POLITIQUE

PKP tient des propos étranges et déconnectés, selon Philippe Couillard

29/09/2014 12:46 EDT | Actualisé 29/11/2014 05:12 EST
CP

QUÉBEC - Pierre Karl Péladeau tient des propos étranges, estime le premier ministre Philippe Couillard.

Le chef du gouvernement libéral juge en effet «bizarres» et déconnectées de la réalité les critiques formulées par l'aspirant éventuel à la direction du Parti québécois à l'endroit du président allemand, Joachim Gauck.

De passage à Québec en fin de semaine dernière dans le cadre d'une mission économique, le président Gauck, en présence de M. Couillard, a dit être «heureux» que le Québec ne se soit pas séparé du Canada lors du référendum de 1995.

M. Péladeau n'a pas apprécié cette sortie d'un dignitaire étranger en faveur de l'unité canadienne et il l'a fait savoir sur sa page Facebook.

Le richissime actionnaire de contrôle de l'empire Québecor reproche au président de la république fédérale de s'être immiscé dans le débat national québécois.

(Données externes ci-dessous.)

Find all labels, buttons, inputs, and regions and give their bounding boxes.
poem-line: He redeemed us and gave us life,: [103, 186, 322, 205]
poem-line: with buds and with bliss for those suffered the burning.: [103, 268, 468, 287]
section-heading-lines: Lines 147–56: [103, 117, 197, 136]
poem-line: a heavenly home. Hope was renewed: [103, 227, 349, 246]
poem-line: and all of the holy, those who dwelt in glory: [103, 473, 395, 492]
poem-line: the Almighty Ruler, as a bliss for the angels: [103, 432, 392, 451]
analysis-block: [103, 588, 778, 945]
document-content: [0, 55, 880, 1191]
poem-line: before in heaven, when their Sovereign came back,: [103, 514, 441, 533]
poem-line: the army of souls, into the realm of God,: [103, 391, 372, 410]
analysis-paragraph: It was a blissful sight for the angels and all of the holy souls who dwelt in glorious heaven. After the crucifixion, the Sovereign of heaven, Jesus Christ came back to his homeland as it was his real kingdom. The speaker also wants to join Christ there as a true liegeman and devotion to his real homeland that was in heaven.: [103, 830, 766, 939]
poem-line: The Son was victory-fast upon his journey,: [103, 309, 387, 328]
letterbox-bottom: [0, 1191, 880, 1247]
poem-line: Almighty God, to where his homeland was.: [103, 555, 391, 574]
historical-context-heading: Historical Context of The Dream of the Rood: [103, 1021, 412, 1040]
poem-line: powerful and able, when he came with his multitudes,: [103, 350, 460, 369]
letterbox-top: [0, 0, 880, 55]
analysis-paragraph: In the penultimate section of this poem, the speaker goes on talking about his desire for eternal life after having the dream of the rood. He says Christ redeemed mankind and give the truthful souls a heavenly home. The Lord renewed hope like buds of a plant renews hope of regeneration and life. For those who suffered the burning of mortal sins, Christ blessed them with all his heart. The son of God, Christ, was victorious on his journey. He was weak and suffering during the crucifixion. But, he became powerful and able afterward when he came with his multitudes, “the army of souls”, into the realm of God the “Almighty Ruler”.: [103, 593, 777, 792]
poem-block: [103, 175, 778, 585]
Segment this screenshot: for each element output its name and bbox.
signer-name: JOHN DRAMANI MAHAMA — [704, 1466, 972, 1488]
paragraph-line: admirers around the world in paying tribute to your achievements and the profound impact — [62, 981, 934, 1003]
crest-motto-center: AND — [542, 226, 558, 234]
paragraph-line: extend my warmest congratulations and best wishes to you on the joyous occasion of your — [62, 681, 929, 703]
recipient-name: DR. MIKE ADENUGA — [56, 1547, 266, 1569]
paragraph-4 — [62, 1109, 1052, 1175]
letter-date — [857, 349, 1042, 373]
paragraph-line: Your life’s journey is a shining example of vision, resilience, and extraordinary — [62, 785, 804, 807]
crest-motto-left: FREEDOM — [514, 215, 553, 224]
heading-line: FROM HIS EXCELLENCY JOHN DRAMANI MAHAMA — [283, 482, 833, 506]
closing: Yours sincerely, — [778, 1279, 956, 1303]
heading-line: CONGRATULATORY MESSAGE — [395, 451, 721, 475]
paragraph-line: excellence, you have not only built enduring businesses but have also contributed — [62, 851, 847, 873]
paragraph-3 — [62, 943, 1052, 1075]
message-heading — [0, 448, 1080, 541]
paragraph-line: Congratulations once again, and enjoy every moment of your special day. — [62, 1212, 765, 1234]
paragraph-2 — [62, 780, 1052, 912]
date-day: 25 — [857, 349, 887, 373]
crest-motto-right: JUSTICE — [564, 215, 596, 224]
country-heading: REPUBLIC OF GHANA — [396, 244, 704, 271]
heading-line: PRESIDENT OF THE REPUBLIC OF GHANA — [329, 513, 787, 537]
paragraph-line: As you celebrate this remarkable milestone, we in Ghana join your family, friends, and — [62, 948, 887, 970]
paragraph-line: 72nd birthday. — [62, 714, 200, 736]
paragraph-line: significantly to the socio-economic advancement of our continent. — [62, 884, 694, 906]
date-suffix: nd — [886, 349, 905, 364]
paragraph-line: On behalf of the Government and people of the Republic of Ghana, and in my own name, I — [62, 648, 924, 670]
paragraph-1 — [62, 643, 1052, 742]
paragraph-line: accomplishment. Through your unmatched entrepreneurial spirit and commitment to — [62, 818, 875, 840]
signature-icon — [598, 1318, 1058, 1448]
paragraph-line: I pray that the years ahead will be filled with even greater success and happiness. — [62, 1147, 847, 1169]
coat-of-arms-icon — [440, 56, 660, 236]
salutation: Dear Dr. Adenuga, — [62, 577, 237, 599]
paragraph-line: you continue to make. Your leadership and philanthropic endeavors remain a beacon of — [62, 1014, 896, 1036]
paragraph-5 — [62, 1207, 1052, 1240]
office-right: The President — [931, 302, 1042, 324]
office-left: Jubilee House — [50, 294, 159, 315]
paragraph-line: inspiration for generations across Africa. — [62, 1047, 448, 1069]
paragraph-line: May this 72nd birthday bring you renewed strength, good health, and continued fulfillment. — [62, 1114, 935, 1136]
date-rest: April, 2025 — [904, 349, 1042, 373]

Il fait un parallèle entre le rapatriement de la Constitution canadienne sans l'accord du Québec en 1982 et le régime communiste imposé à l'Allemagne de l'Est après la défaite nazie.

«Ce président originaire de l'Allemagne de l'Est et ayant combattu le régime communiste imposé par les Accords de la conférence de Yalta au moment de la Deuxième Guerre mondiale, s'est-il correctement interrogé, lui qui vit en régime fédéral, s'il est légitime d'imposer une constitution à un pays et à une nation telle que la Constitution de 1982 de Pierre Trudeau l'a infligé au Québec?», écrit le député de Saint-Jérôme sur son compte personnel.

«Outre l'écart diplomatique, peut-être aurait-il pu se montrer plus respectueux à l'endroit des millions de Québécois qui partagent l'idée contraire? Il y a lieu également de s'interroger sur le travail préparatoire requis en de telles circonstances», poursuit-il.

En point de presse lundi à Québec pour le lancement du «Plan culturel numérique», le premier ministre Couillard a esquissé un sourire lorsqu'un reporter lui a demandé de commenter l'analyse de M. Péladeau.

Il a dit trouver «étrange» la comparaison entre le dépeçage par les Alliés de l'Allemagne vaincue et le régime constitutionnel auquel doit s'astreindre le Québec.

La situation du Québec contemporain est fort différente de celle de l'Allemagne de l'Est placée sous le joug communiste, a fait remarquer le premier ministre, invitant au passage M. Péladeau à «garder contact avec la réalité».

«Nous sommes dans une société démocratique, une société de droit, toutes nos libertés fondamentales sont garanties, nous sommes un peuple loin d'être opprimé, au contraire. Je pense qu'il faut avoir une certaine retenue dans ce genre de comparaison», a-t-il dit.

M. Couillard a aussi jugé «bien susceptibles» les députés péquistes _ M. Péladeau et Carole Poirier en particulier _ qui ont perçu comme de l'ingérence politique le plaidoyer en faveur de l'unité canadienne du président allemand.

«Que ce soit M. Clinton, M. Obama, M. Sarkozy quand il était président de la république, les gens, dans le tumulte mondial actuel, reconnaissent la spécificité du Québec, son caractère distinct, mais ils sont contents d'avoir une stabilité géopolitique en Amérique du Nord, notamment au Canada. Ce n'est pas nouveau comme position», a dit le premier ministre.

Selon M. Couillard, la levée de boucliers des élus péquistes face à «l'ingérence» étrangère cache «beaucoup de condescendance» envers le peuple québécois, qui serait incapable, à leur avis, d'exercer son propre jugement sur la question nationale.

«Les gens ont tout à fait la capacité de juger de ces paroles, de les placer dans le contexte politique québécois et de se souvenir que ces décisions politiques se prennent au Québec par les Québécois et les Québécoises», a soulevé M. Couillard.

Le premier ministre n'a pas poussé ses critiques plus avant et a évité d'accuser d'ingérence les nombreux députés du Parti québécois qui sont allés battre la mesure en faveur du Oui dans la campagne référendaire écossaise.